Sarah Palin
The former GOP vice presidential candidate, Sarah Palin, is in the process of pitching a follow up to the Mark Burnett-produced reality show "Sarah Palin's Alaska." Reuters

Sarah Palin's husband, Todd Palin, told reporters Thursday that Joe McGinniss's book, The Rogue: Searching for the Real Sarah Palin, is full of disgusting lies, innuendos and smears.

McGinniss moved next to the Palin's Wasilla home, which led the family to build a fence between the two houses. The book is expected to be released this Tuesday, the same day as Levi Johnston's book, Deer in the Headlights, is expected to hit stores.

This is a man who has been relentlessly stalking my family to the point of moving in right next door to us to harass us and spy on us to satisfy his creepy obsession with my wife, Todd Palin said.

Sarah Palin has not commented on the book publicly.

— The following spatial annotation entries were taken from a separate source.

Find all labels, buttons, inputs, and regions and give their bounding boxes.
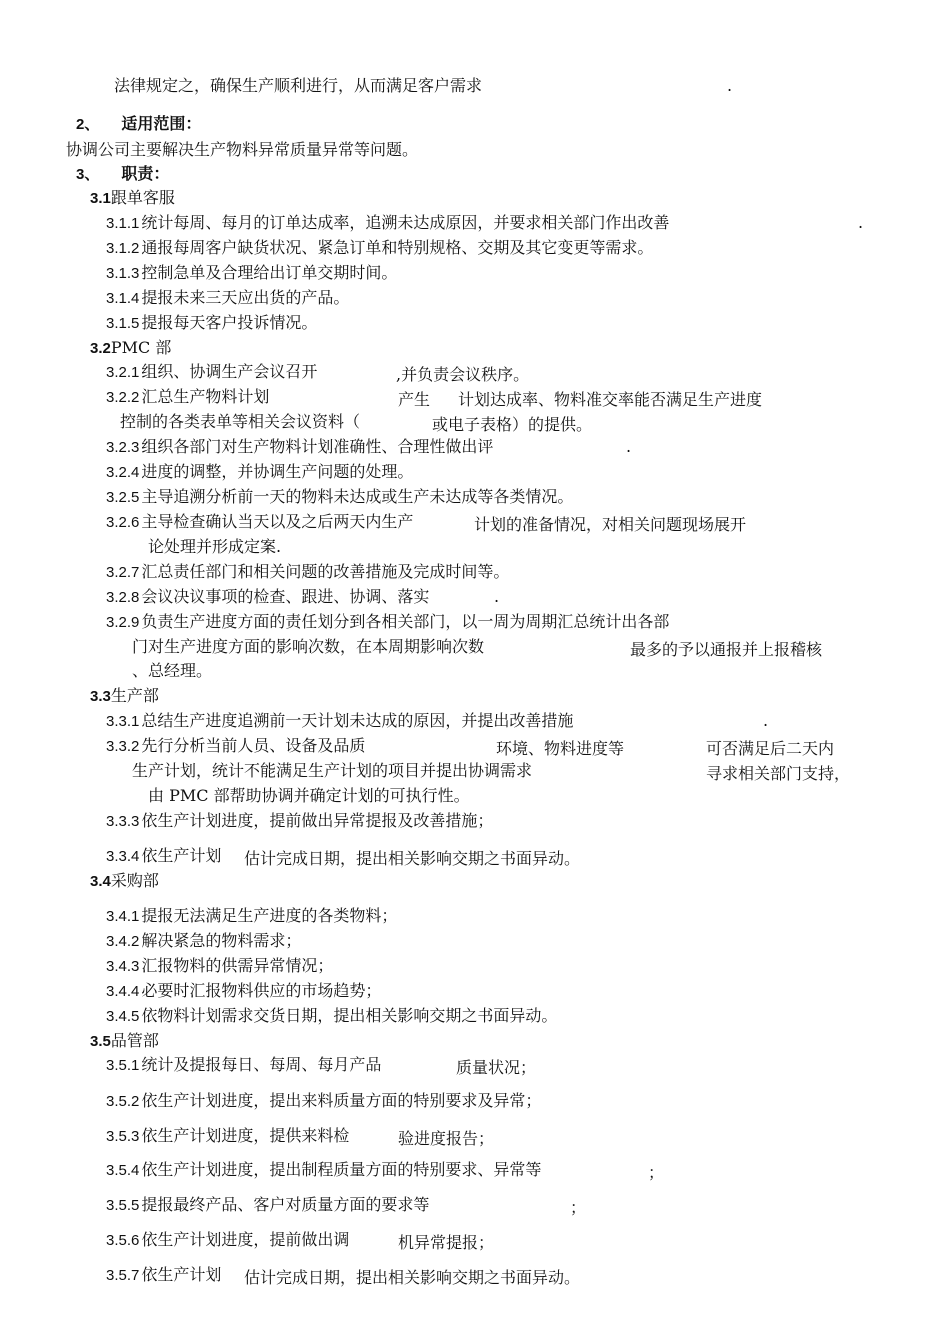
item-3-2-5: [106, 487, 573, 507]
item-3-3-1: [106, 711, 573, 731]
item-number: 3.3.3: [106, 813, 140, 830]
item-3-1-2: [106, 238, 653, 258]
item-number: 3.4.5: [106, 1008, 140, 1025]
item-3-2-7: [106, 562, 509, 582]
section-2-number: 2、: [76, 116, 100, 133]
item-text: 提报未来三天应出货的产品。: [141, 288, 350, 307]
item-text: 提报每天客户投诉情况。: [141, 313, 318, 332]
item-3-2-2: [106, 387, 269, 407]
item-text-cont: 估计完成日期，提出相关影响交期之书面异动。: [244, 849, 581, 868]
item-3-3-2-cont: [132, 761, 532, 781]
item-number: 3.2.8: [106, 589, 140, 606]
item-number: 3.5.4: [106, 1162, 140, 1179]
item-3-2-9: [106, 612, 669, 632]
item-text: 依生产计划进度，提出制程质量方面的特别要求、异常等: [141, 1160, 542, 1179]
item-number: 3.2.5: [106, 489, 140, 506]
item-text: 总结生产进度追溯前一天计划未达成的原因，并提出改善措施: [141, 711, 574, 730]
section-2-title: 适用范围：: [121, 114, 202, 133]
item-tail: .: [763, 711, 769, 730]
item-tail: .: [494, 587, 500, 606]
item-3-2-9-cont: [132, 637, 484, 657]
item-3-4-2: [106, 931, 301, 951]
item-text: 依物料计划需求交货日期，提出相关影响交期之书面异动。: [141, 1006, 558, 1025]
subsection-3-3-heading: [90, 686, 159, 706]
subsection-number: 3.2: [90, 340, 111, 357]
subsection-3-5-heading: [90, 1031, 159, 1051]
item-text: 通报每周客户缺货状况、紧急订单和特别规格、交期及其它变更等需求。: [141, 238, 654, 257]
item-text: 主导追溯分析前一天的物料未达成或生产未达成等各类情况。: [141, 487, 574, 506]
subsection-3-4-heading: [90, 871, 159, 891]
item-text: 统计及提报每日、每周、每月产品: [141, 1055, 382, 1074]
item-3-2-4: [106, 462, 413, 482]
item-number: 3.5.6: [106, 1232, 140, 1249]
item-number: 3.4.3: [106, 958, 140, 975]
item-text-cont: 寻求相关部门支持，: [706, 764, 851, 783]
item-number: 3.2.9: [106, 614, 140, 631]
item-3-4-3: [106, 956, 333, 976]
item-3-2-3: [106, 437, 493, 457]
item-text: 依生产计划进度，提前做出调: [141, 1230, 350, 1249]
item-tail: ；: [648, 1163, 665, 1182]
item-number: 3.2.4: [106, 464, 140, 481]
item-text: 汇总生产物料计划: [141, 387, 270, 406]
section-3-number: 3、: [76, 166, 100, 183]
item-text-cont: 质量状况；: [456, 1058, 537, 1077]
item-number: 3.3.4: [106, 848, 140, 865]
item-3-1-5: [106, 313, 317, 333]
item-3-2-6: [106, 512, 413, 532]
item-tail: ；: [570, 1198, 587, 1217]
intro-line: [114, 76, 482, 96]
item-number: 3.1.1: [106, 215, 140, 232]
item-text-cont: 最多的予以通报并上报稽核: [630, 640, 823, 659]
item-number: 3.5.1: [106, 1057, 140, 1074]
item-3-2-2-cont: [120, 412, 360, 432]
item-text: 汇总责任部门和相关问题的改善措施及完成时间等。: [141, 562, 510, 581]
item-text: 必要时汇报物料供应的市场趋势；: [141, 981, 382, 1000]
item-text: 依生产计划: [141, 846, 222, 865]
subsection-title: 跟单客服: [110, 188, 175, 207]
item-3-3-3: [106, 811, 493, 831]
item-number: 3.3.1: [106, 713, 140, 730]
section-3-heading: [76, 164, 169, 184]
item-3-3-4: [106, 846, 221, 866]
item-number: 3.4.1: [106, 908, 140, 925]
item-3-1-3: [106, 263, 397, 283]
item-text: 依生产计划进度，提前做出异常提报及改善措施；: [141, 811, 494, 830]
subsection-title: 采购部: [110, 871, 159, 890]
item-3-2-8: [106, 587, 429, 607]
item-text-cont: 可否满足后二天内: [706, 739, 835, 758]
item-text: 汇报物料的供需异常情况；: [141, 956, 334, 975]
item-3-5-7: [106, 1265, 221, 1285]
item-3-4-1: [106, 906, 397, 926]
item-text-cont: 机异常提报；: [398, 1233, 495, 1252]
item-number: 3.4.4: [106, 983, 140, 1000]
item-number: 3.1.4: [106, 290, 140, 307]
subsection-title: 品管部: [110, 1031, 159, 1050]
item-text: 组织各部门对生产物料计划准确性、合理性做出评: [141, 437, 494, 456]
subsection-number: 3.4: [90, 873, 111, 890]
item-tail: .: [858, 213, 864, 232]
item-text: 门对生产进度方面的影响次数，在本周期影响次数: [132, 637, 485, 656]
item-text: 统计每周、每月的订单达成率，追溯未达成原因，并要求相关部门作出改善: [141, 213, 670, 232]
item-number: 3.5.3: [106, 1128, 140, 1145]
item-text: 负责生产进度方面的责任划分到各相关部门，以一周为周期汇总统计出各部: [141, 612, 670, 631]
section-3-title: 职责：: [121, 164, 170, 183]
item-number: 3.1.5: [106, 315, 140, 332]
item-3-2-6-cont: 论处理并形成定案.: [148, 537, 282, 556]
item-number: 3.1.3: [106, 265, 140, 282]
item-text: 依生产计划进度，提出来料质量方面的特别要求及异常；: [141, 1091, 542, 1110]
item-3-5-5: [106, 1195, 429, 1215]
item-text-cont: 产生: [398, 390, 431, 409]
item-number: 3.1.2: [106, 240, 140, 257]
item-text-cont: 计划达成率、物料准交率能否满足生产进度: [458, 390, 763, 409]
item-text: 解决紧急的物料需求；: [141, 931, 302, 950]
item-text: 组织、协调生产会议召开: [141, 362, 318, 381]
item-number: 3.2.6: [106, 514, 140, 531]
item-3-3-2-cont2: 由 PMC 部帮助协调并确定计划的可执行性。: [148, 786, 470, 805]
item-text-cont: 计划的准备情况，对相关问题现场展开: [474, 515, 747, 534]
item-text: 控制的各类表单等相关会议资料（: [120, 412, 361, 431]
intro-tail: .: [727, 76, 733, 95]
item-3-5-2: [106, 1091, 541, 1111]
subsection-number: 3.5: [90, 1033, 111, 1050]
item-3-5-3: [106, 1126, 349, 1146]
subsection-3-1-heading: [90, 188, 175, 208]
item-text: 进度的调整，并协调生产问题的处理。: [141, 462, 414, 481]
item-text: 依生产计划: [141, 1265, 222, 1284]
item-text: 会议决议事项的检查、跟进、协调、落实: [141, 587, 430, 606]
item-text-cont: ,并负责会议秩序。: [396, 365, 530, 384]
item-number: 3.2.3: [106, 439, 140, 456]
item-text-cont: 环境、物料进度等: [496, 739, 625, 758]
subsection-number: 3.1: [90, 190, 111, 207]
item-text: 控制急单及合理给出订单交期时间。: [141, 263, 398, 282]
item-text-cont: 或电子表格）的提供。: [432, 415, 593, 434]
subsection-number: 3.3: [90, 688, 111, 705]
item-3-5-1: [106, 1055, 381, 1075]
item-3-4-5: [106, 1006, 557, 1026]
intro-text: 法律规定之，确保生产顺利进行，从而满足客户需求: [114, 76, 483, 95]
subsection-title: 生产部: [110, 686, 159, 705]
item-3-3-2: [106, 736, 365, 756]
item-text: 提报最终产品、客户对质量方面的要求等: [141, 1195, 430, 1214]
item-tail: .: [626, 437, 632, 456]
item-text-cont: 验进度报告；: [398, 1129, 495, 1148]
item-text-cont: 估计完成日期，提出相关影响交期之书面异动。: [244, 1268, 581, 1287]
item-3-2-1: [106, 362, 317, 382]
subsection-3-2-heading: [90, 338, 171, 358]
item-number: 3.5.5: [106, 1197, 140, 1214]
item-3-2-9-cont2: 、总经理。: [132, 661, 213, 680]
subsection-title: PMC 部: [110, 338, 172, 357]
item-text: 主导检查确认当天以及之后两天内生产: [141, 512, 414, 531]
item-number: 3.2.7: [106, 564, 140, 581]
item-3-5-6: [106, 1230, 349, 1250]
item-3-1-4: [106, 288, 349, 308]
item-text: 生产计划，统计不能满足生产计划的项目并提出协调需求: [132, 761, 533, 780]
item-number: 3.2.2: [106, 389, 140, 406]
item-3-5-4: [106, 1160, 541, 1180]
section-2-body: 协调公司主要解决生产物料异常质量异常等问题。: [66, 140, 419, 159]
item-text: 提报无法满足生产进度的各类物料；: [141, 906, 398, 925]
item-3-1-1: [106, 213, 669, 233]
item-number: 3.4.2: [106, 933, 140, 950]
item-number: 3.5.2: [106, 1093, 140, 1110]
item-text: 依生产计划进度，提供来料检: [141, 1126, 350, 1145]
item-number: 3.5.7: [106, 1267, 140, 1284]
item-number: 3.2.1: [106, 364, 140, 381]
item-text: 先行分析当前人员、设备及品质: [141, 736, 366, 755]
section-2-heading: [76, 114, 201, 134]
item-3-4-4: [106, 981, 381, 1001]
item-number: 3.3.2: [106, 738, 140, 755]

McGinnis claims in his book that Sarah and Todd had smoked cocaine off an overturned 55-gallon oil drum while snowmobiling with pals, according to the National Enquirer. The book also claimed that Sarah hooked up with basketball star Glen Rice when he was in Alaska for a basketball tournament. Todd Palin said the claims were false.

The book also hashed over previous investigations, including Troopergate, where ethics laws were put into question after Sarah Palin dismissed Alaska Public Safety Commissioner Walter Monegan. The given reason was that the governor wanted to take the department down a different path. But Monegan claimed that the dismissal had to do with his reluctance to fire state trooper Mike Wooten, the ex-brother-in-law of the then governor.

Even The New York Times called this book 'dated, petty,' and that it 'chases caustic, unsubstantiated gossip,' Todd Palin said, an obvious swipe at the newspaper, which has often been criticized as having a liberal-bias by conservatives.

Indeed, Janet Maslin of The New York Times wrote a scathing critique of the book. Among the criticisms that Maslin had were McGinniss's use of leading questions, contradictory anecdotes (notably that she was a racist, but also had a fetish for black men), weak sourcing and inflammatory language.

There is one area, and only one, in which 'The Rogue' is dead-on. Mr. McGinniss knows how publicity works, Maslin writes. He appreciates, not to say emulates, the way members of the Palin family cash in on celebrity and contradict them without penalty.

McGinniss has defended his book. When asked if he thought his reporting was fair on NBC's Today Show, he said, I think I was fair as I possibly could have been, given the fact that she told all the people that are closest to her not to talk to me.